2. All symptoms seem typical of anaphylactic shock - if the new antibiotic had a different base could it be anaphylactic shock mimicking a heart attack?
3. Could having the steroid and antibiotic mixed in one syringe have caused the situation?
4. What should we be watching for and what should we be doing to help Missy now?
5. Are there any new, better treatments for inflamed bowel syndrome?Thank you in anticipation
Submitted: 1 year ago.
Category: Cat Veterinary
Expert:  PitRottMommy replied 1 year ago.

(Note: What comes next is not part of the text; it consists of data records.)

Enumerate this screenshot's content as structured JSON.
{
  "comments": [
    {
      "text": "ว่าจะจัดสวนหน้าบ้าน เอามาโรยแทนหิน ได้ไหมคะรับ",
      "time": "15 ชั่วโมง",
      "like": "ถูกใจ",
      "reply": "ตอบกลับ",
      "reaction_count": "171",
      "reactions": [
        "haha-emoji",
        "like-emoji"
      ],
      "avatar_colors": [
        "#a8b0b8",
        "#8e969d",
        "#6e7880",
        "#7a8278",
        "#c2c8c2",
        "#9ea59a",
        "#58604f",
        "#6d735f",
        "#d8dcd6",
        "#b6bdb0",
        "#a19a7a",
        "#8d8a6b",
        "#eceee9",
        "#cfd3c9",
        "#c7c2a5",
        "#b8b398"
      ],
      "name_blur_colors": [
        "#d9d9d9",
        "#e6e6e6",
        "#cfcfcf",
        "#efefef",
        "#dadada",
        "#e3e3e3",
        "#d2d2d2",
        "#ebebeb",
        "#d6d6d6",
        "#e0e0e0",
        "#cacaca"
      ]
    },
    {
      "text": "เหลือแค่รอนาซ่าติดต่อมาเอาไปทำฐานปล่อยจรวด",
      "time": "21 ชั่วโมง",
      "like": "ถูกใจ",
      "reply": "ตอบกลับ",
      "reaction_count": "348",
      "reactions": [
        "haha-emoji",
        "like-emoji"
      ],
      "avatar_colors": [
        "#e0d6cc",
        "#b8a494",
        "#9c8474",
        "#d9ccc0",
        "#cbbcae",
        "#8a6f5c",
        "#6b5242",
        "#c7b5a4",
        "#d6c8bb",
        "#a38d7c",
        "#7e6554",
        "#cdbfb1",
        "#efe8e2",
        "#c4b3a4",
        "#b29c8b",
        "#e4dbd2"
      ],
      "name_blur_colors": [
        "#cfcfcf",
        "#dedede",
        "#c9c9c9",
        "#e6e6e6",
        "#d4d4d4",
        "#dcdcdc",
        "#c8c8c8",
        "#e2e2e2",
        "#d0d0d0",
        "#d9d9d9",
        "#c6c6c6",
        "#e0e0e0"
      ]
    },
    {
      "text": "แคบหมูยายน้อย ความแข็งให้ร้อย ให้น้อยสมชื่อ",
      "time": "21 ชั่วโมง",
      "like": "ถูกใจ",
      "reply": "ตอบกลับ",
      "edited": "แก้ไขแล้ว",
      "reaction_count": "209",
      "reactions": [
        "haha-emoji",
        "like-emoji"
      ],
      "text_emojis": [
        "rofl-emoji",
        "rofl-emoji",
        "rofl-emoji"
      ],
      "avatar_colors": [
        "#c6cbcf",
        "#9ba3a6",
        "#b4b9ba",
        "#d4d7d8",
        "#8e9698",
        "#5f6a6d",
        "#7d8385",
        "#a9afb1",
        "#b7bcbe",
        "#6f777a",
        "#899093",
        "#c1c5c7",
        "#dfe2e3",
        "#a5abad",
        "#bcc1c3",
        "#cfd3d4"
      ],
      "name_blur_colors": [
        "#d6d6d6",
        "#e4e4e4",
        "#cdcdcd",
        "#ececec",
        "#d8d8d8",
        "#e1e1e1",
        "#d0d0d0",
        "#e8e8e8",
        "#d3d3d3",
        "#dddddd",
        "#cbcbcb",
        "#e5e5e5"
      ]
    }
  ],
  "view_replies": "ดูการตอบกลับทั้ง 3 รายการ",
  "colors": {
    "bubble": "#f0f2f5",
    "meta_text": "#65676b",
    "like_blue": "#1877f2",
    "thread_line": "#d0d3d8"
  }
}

Hello and thank you for your question. I am a Veterinary Nurse with over 15 years experience with a special interest in cardiac concerns in cats. It would be my pleasure to assist you today. To answer your questions as you had asked them: 1) I don't think there's a coincidence here. I think there's a very good chance that if she does have heart disease that there was enough stress to her body caused by the subsequent vomiting/diarrhea that her heart could easily have suffered a complication secondarily. We often see that stress plays a major role in pushing a pet just a tad bit forward into the point of having active symptoms for an underlying condition. I suspect that's what happened here.2) It's very possible. I think the most important thing to know here is that the antibiotic cannot cause the effects of long-term heart disease, so if more diagnostics were performed in the future to determine the cause of the "heart attack" you'd know if what you saw was related to the medication or just the heart. 3) One thing to know is that we do see that some pets with cardiac concerns will have a change in stability when steroids are given. However, she'd done well on them in the past. I think it's more likely that she had a reaction to the new antibiotic (and I'd be curious to know what she had before and at that particular visit). 4) I, personally, would not take this diagnosis sitting down. If money were no option, I'd take her right to a cardiologist for a workup to be sure that this was the concern. If so, treatment may be altered and she may need medications to be able to better support her condition while she's treated. 5) There are lots of treatments for IBD in cats. Can you tell me more about her original symptoms? Does she have chronic diarrhea and vomiting? What food is she on currently?
Expert:  PitRottMommy replied 1 year ago.
Checking in to see how Missy is doing. Do you have any other questions I can answer for you?
Expert:  PitRottMommy replied 1 year ago.
Hi Richard,

I'm just following up on our conversation about Missy. How is everything going?